Ingrid n'avait jamais eu l'occasion de faire la connaissance de la première petite amie de son fils, mais il leur en avait parlé. Elle savait aussi qu'ils avaient gardé contact. Mickaël continua :

- Maureen a de la curiosité, aussi, et de la joie de vivre, même si vous n'avez pas forcément eu l'occasion de le voir.

- Elle a surtout du courage, je crois, fit remarquer sa mère.

- Beaucoup.

Mickaël n'ajouta rien et pensa en lui-même : "Et ce n'est pas peu dire".

Ingrid changea de sujet de conversation et demanda :

- Comment as-tu trouvé ta grand-mère ?

- Bien, fit Mickaël. Elle va bien. Elle me fait marrer avec ses excuses à deux balles pour ne pas venir nous voir... Mais je pense l'avoir à l'usure. Je suis prêt à tenir les paris qu'elle viendra à Glasgow avant l'été.

- Ce serait bien. Maintenant que vous êtes grands, elle estime ne pas avoir besoin de venir aussi souvent... Pourtant, elle aimait bien nous rendre visite, même quand papa était encore là.

- C'est ce que je m'efforce de lui faire comprendre... Tu sais qu'elle nous a accompagnés jusqu'à Mallaig ? Bon, elle ne fait pas de très longues marches, mais on s'est bien promené quand même.
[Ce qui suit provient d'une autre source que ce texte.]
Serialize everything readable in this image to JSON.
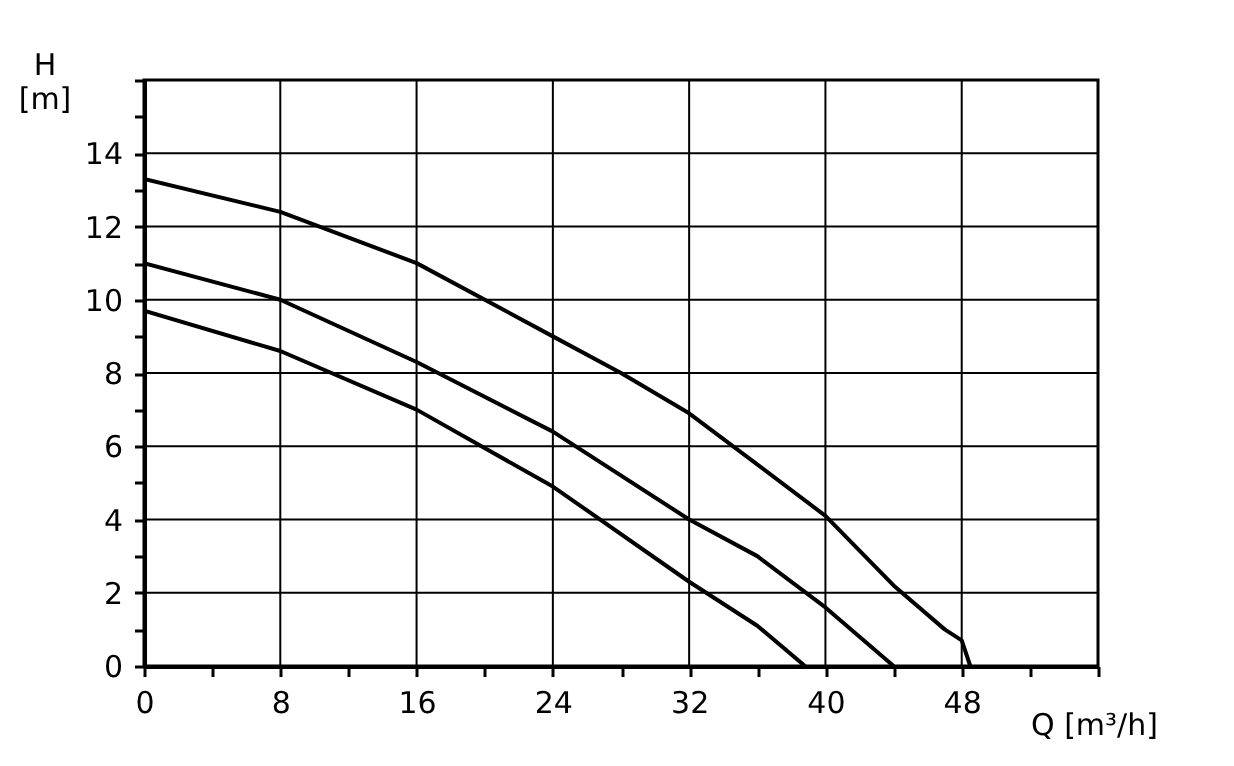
{
  "chart_data": {
    "type": "line",
    "xlabel": "Q [m³/h]",
    "ylabel": "H [m]",
    "xlim": [
      0,
      56
    ],
    "ylim": [
      0,
      16
    ],
    "xticks": [
      0,
      {
        "value": 4,
        "label": null
      },
      8,
      {
        "value": 12,
        "label": null
      },
      16,
      {
        "value": 20,
        "label": null
      },
      24,
      {
        "value": 28,
        "label": null
      },
      32,
      {
        "value": 36,
        "label": null
      },
      40,
      {
        "value": 44,
        "label": null
      },
      48,
      {
        "value": 52,
        "label": null
      },
      {
        "value": 56,
        "label": null
      }
    ],
    "yticks": [
      0,
      {
        "value": 1,
        "label": null
      },
      2,
      {
        "value": 3,
        "label": null
      },
      4,
      {
        "value": 5,
        "label": null
      },
      6,
      {
        "value": 7,
        "label": null
      },
      8,
      {
        "value": 9,
        "label": null
      },
      10,
      {
        "value": 11,
        "label": null
      },
      12,
      {
        "value": 13,
        "label": null
      },
      14,
      {
        "value": 15,
        "label": null
      },
      {
        "value": 16,
        "label": null
      }
    ],
    "grid": true,
    "marker": "none",
    "line_style": "solid",
    "series": [
      {
        "color": "#000000",
        "x": [
          0,
          8,
          16,
          24,
          28,
          32,
          40,
          44,
          47,
          48,
          48.5
        ],
        "values": [
          13.3,
          12.4,
          11.0,
          9.0,
          8.0,
          6.9,
          4.1,
          2.2,
          1.0,
          0.7,
          0
        ]
      },
      {
        "color": "#000000",
        "x": [
          0,
          8,
          16,
          24,
          32,
          36,
          40,
          44
        ],
        "values": [
          11.0,
          10.0,
          8.3,
          6.4,
          4.0,
          3.0,
          1.6,
          0
        ]
      },
      {
        "color": "#000000",
        "x": [
          0,
          8,
          16,
          24,
          32,
          36,
          38.8
        ],
        "values": [
          9.7,
          8.6,
          7.0,
          4.9,
          2.3,
          1.1,
          0
        ]
      }
    ]
  }
}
Et là, avec le printemps, elle passe ses journées dans son jardin.

- Oui, c'est bien. Tu sais, parfois, je m'inquiète de la savoir toute seule. Elle prend de l'âge, quand même.

- Sven et John passent souvent. Ses copines aussi. Il y en a toujours de disponibles pour l'emmener faire ses courses. Et il lui arrive encore de descendre en ville à pied. Quand il fait beau, bien entendu...

- On ne la décrochera pas de là-bas, c'est certain, sourit Ingrid avec tendresse.

- Si tu veux la faire mourir prématurément, c'est le meilleur moyen d'y parvenir. Non, elle finira sa vie là-bas, je l'espère. Mais je ne pense pas qu'elle ait l'intention de passer l'arme à gauche tout de suite...

- Je m'en doute.

- Vous irez la voir cet été ? demanda encore Mickaël.

- Oui, bien sûr. En juillet un petit peu et puis fin août... Puisque vous y serez durant plusieurs semaines, entre ta sœur et toi. On ira après. Histoire d'allonger nos présences avec elle...

Mickaël sourit : il aimait bien ce genre de projet, pour veiller sur sa grand-mère. Ses grands-parents paternels étaient plus proches, géographiquement parlant, et ses parents leur rendaient visite en moyenne deux fois par mois. Il se demanda en lui-même à quelle occasion il pourrait leur présenter Maureen et se promit d'essayer de programmer cette visite avant le mois de juillet, car ce serait une période assez chargée pour lui au travail, avec le festival de musique qui durait deux semaines. Il aurait des journées très remplies durant cette période et préférait toujours rester tranquille les jours de repos.

L'heure tournait, il termina son thé, embrassa sa mère et sa nièce, puis repartit pour le restaurant.